Grounded reality meets machine learning: A deep-narrative analysis framework for energy policy research

Energy Res Soc Sci. 2020 Nov:69:101704. doi: 10.1016/j.erss.2020.101704.

Abstract

Text-based data sources like narratives and stories have become increasingly popular as critical insight generator in energy research and social science. However, their implications in policy application usually remain superficial and fail to fully exploit state-of-the-art resources which digital era holds for text analysis. This paper illustrates the potential of deep-narrative analysis in energy policy research using text analysis tools from the cutting-edge domain of computational social sciences, notably topic modelling. We argue that a nested application of topic modelling and grounded theory in narrative analysis promises advances in areas where manual-coding driven narrative analysis has traditionally struggled with directionality biases, scaling, systematisation and repeatability. The nested application of the topic model and the grounded theory goes beyond the frequentist approach of narrative analysis and introduces insight generation capabilities based on the probability distribution of words and topics in a text corpus.
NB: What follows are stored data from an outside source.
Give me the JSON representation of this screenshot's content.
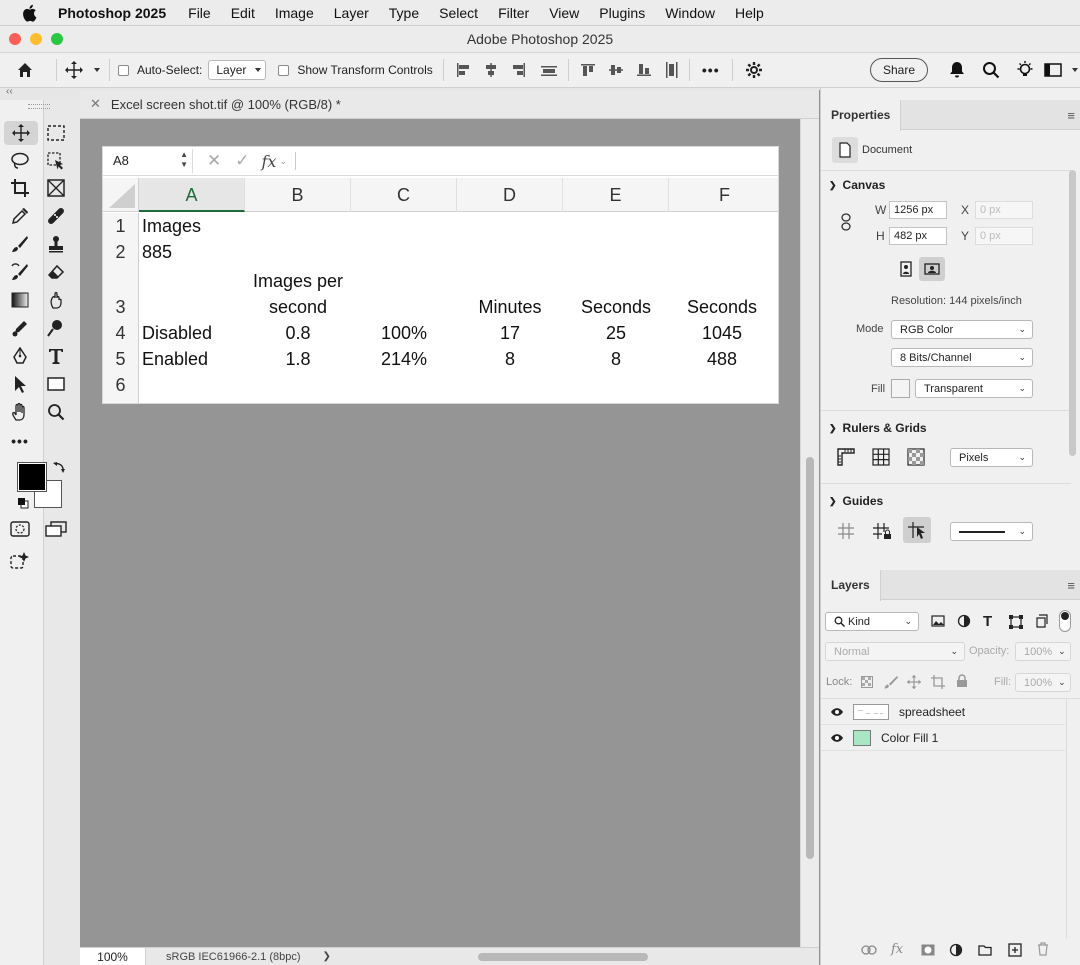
{
  "menubar": {
    "app_name": "Photoshop 2025",
    "items": [
      "File",
      "Edit",
      "Image",
      "Layer",
      "Type",
      "Select",
      "Filter",
      "View",
      "Plugins",
      "Window",
      "Help"
    ]
  },
  "window": {
    "title": "Adobe Photoshop 2025"
  },
  "options_bar": {
    "auto_select_label": "Auto-Select:",
    "auto_select_value": "Layer",
    "show_transform_label": "Show Transform Controls",
    "more_label": "•••",
    "share_label": "Share"
  },
  "document": {
    "tab_title": "Excel screen shot.tif @ 100% (RGB/8) *",
    "zoom": "100%",
    "color_profile": "sRGB IEC61966-2.1 (8bpc)",
    "status_arrow": "❯"
  },
  "spreadsheet": {
    "name_box": "A8",
    "fx_label": "fx",
    "columns": [
      "A",
      "B",
      "C",
      "D",
      "E",
      "F"
    ],
    "row_numbers": [
      "1",
      "2",
      "3",
      "4",
      "5",
      "6"
    ],
    "row1": {
      "a": "Images"
    },
    "row2": {
      "a": "885"
    },
    "row3": {
      "b_line1": "Images per",
      "b_line2": "second",
      "d": "Minutes",
      "e": "Seconds",
      "f": "Seconds"
    },
    "row4": {
      "a": "Disabled",
      "b": "0.8",
      "c": "100%",
      "d": "17",
      "e": "25",
      "f": "1045"
    },
    "row5": {
      "a": "Enabled",
      "b": "1.8",
      "c": "214%",
      "d": "8",
      "e": "8",
      "f": "488"
    }
  },
  "properties": {
    "tab": "Properties",
    "doc_label": "Document",
    "canvas": {
      "title": "Canvas",
      "w_label": "W",
      "w_value": "1256 px",
      "h_label": "H",
      "h_value": "482 px",
      "x_label": "X",
      "x_placeholder": "0 px",
      "y_label": "Y",
      "y_placeholder": "0 px",
      "resolution": "Resolution: 144 pixels/inch",
      "mode_label": "Mode",
      "mode_value": "RGB Color",
      "bits_value": "8 Bits/Channel",
      "fill_label": "Fill",
      "fill_value": "Transparent"
    },
    "rulers": {
      "title": "Rulers & Grids",
      "units": "Pixels"
    },
    "guides": {
      "title": "Guides"
    }
  },
  "layers": {
    "tab": "Layers",
    "kind_label": "Kind",
    "blend_mode": "Normal",
    "opacity_label": "Opacity:",
    "opacity_value": "100%",
    "lock_label": "Lock:",
    "fill_label": "Fill:",
    "fill_value": "100%",
    "items": [
      {
        "name": "spreadsheet"
      },
      {
        "name": "Color Fill 1"
      }
    ]
  },
  "colors": {
    "foreground": "#000000",
    "background": "#ffffff",
    "color_fill_swatch": "#a8e6c4",
    "excel_green": "#1f6b3a"
  }
}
In this manner, our proposed methodology deconstructs the corpus and enables the analyst to answer research questions based on the foundational element of the text data structure. We verify theoretical compatibility through a meta-analysis of a state-of-the-art bibliographic database on energy policy, narratives and computational social science. Furthermore, we establish a proof-of-concept using a narrative-based case study on energy externalities in slum rehabilitation housing in Mumbai, India. We find that the nested application contributes to the literature gap on the need for multidisciplinary methodologies that can systematically include qualitative evidence into policymaking.

Keywords: Computational social science; Energy policy; Methodological framework; Narratives; Text analysis; Topic modelling.